Caíque explica que a decisão de trabalhar apenas com sua cadeira de rodas foi devido à falta de possibilidades do próprio aplicativo, que não oferece opção para cadeirantes. “O aplicativo não entende que eu sou cadeirante, eu estou no cadastro de bicicleta […] Eu estava fazendo as entregas no sol, e ele [aplicativo] manda a rota para todos os lugares”, relata.

Em nota, o iFood informa que “desenvolve recursos em seu aplicativo para pessoas com algum tipo de deficiência” e que, além disso, oferece recurso de mensagens para o entregador entrar em contato com o cliente.

A empresa completa que há uma demanda específica para entregadores com mobilidade reduzida e que “vem trabalhando constantemente, como sempre esteve, em soluções inclusivas para os parceiros e vai analisar outras iniciativas para melhorar a experiência dos entregadores, sempre baseadas em escuta ativa e constante.”

Carreira nas pistas

O jovem que mora em Paulínia nasceu com uma malformação na coluna chamada mielomeningocele, uma doença congênita na qual a medula espinhal não se desenvolve adequadamente.

Apesar dos desafios, encontrou no esporte um caminho para brilhar. Começou no atletismo logo aos 12 anos, inicialmente no arremesso de dardos. “Comecei a ver o pessoal correndo na pista e falei para o meu técnico: ‘é aquilo ali que eu acho que vou me dar bem’”, lembra.

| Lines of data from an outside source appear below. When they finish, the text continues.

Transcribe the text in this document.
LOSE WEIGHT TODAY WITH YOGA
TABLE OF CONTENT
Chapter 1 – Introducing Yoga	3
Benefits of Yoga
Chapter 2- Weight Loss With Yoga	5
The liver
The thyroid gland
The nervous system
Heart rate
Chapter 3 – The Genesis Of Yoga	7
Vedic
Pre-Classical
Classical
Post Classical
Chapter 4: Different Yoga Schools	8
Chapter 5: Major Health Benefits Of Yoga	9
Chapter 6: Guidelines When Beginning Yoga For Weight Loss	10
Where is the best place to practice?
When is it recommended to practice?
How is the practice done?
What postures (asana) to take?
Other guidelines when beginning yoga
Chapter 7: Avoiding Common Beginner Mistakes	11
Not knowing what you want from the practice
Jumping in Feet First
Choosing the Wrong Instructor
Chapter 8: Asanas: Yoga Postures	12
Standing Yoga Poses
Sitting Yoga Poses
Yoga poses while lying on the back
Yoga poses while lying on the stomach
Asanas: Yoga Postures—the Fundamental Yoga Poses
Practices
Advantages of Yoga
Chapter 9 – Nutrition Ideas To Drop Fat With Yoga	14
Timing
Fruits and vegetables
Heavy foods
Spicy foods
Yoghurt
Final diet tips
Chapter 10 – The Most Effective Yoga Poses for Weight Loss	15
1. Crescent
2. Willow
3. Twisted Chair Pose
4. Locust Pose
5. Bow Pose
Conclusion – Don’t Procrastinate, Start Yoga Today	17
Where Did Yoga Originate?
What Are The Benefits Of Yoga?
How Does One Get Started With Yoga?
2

E foi mesmo. Nas pistas, disputou competições regionais, nacionais e internacionais. A maior parte delas como velocista, nas provas de 100 metros, da categoria T54 (para atletas em cadeiras de roda).

Seu nome ainda figura na lista dos melhores resultados do Brasil na distância no Comitê Paralímpico Brasileiro. Apesar do bom desempenho, interrompeu a carreira devido a “falta de incentivo”, e também para que possa se dedicar aos estudos. “Tive que decidir entre ser professor de educação física e ser atleta.”

Na educação física, o sonho é se tornar treinador e incentivar outros jovens a participar de esportes paralímpicos. “Meu sonho é dar para algum atleta meu a valorização que eu não tive e buscar patrocínios que eu não tive”, diz.

Ex-atleta largou as pistas de corrida para se dedicar a carreira de professor de Educação Física — Foto: Caique Palma de Souza/Arquivo Pessoal

Ajuda de motoboys

Ver Caíque enfrentando as ruas e avenidas de Paulínia para realizar entregas comoveu um grupo de motoboys da cidade, que decidiu criar uma vaquinha online para arrecadar dinheiro. A intenção é comprar um kit motorizado, avaliado em R$ 12 mil, para a cadeira de rodas do jovem.

Segundo o ex-atleta, o equipamento pode ser aplicado a sua cadeira de rodas, convencional, em um dos garfos frontais. Ele conta que espera mais autonomia e segurança no trabalho.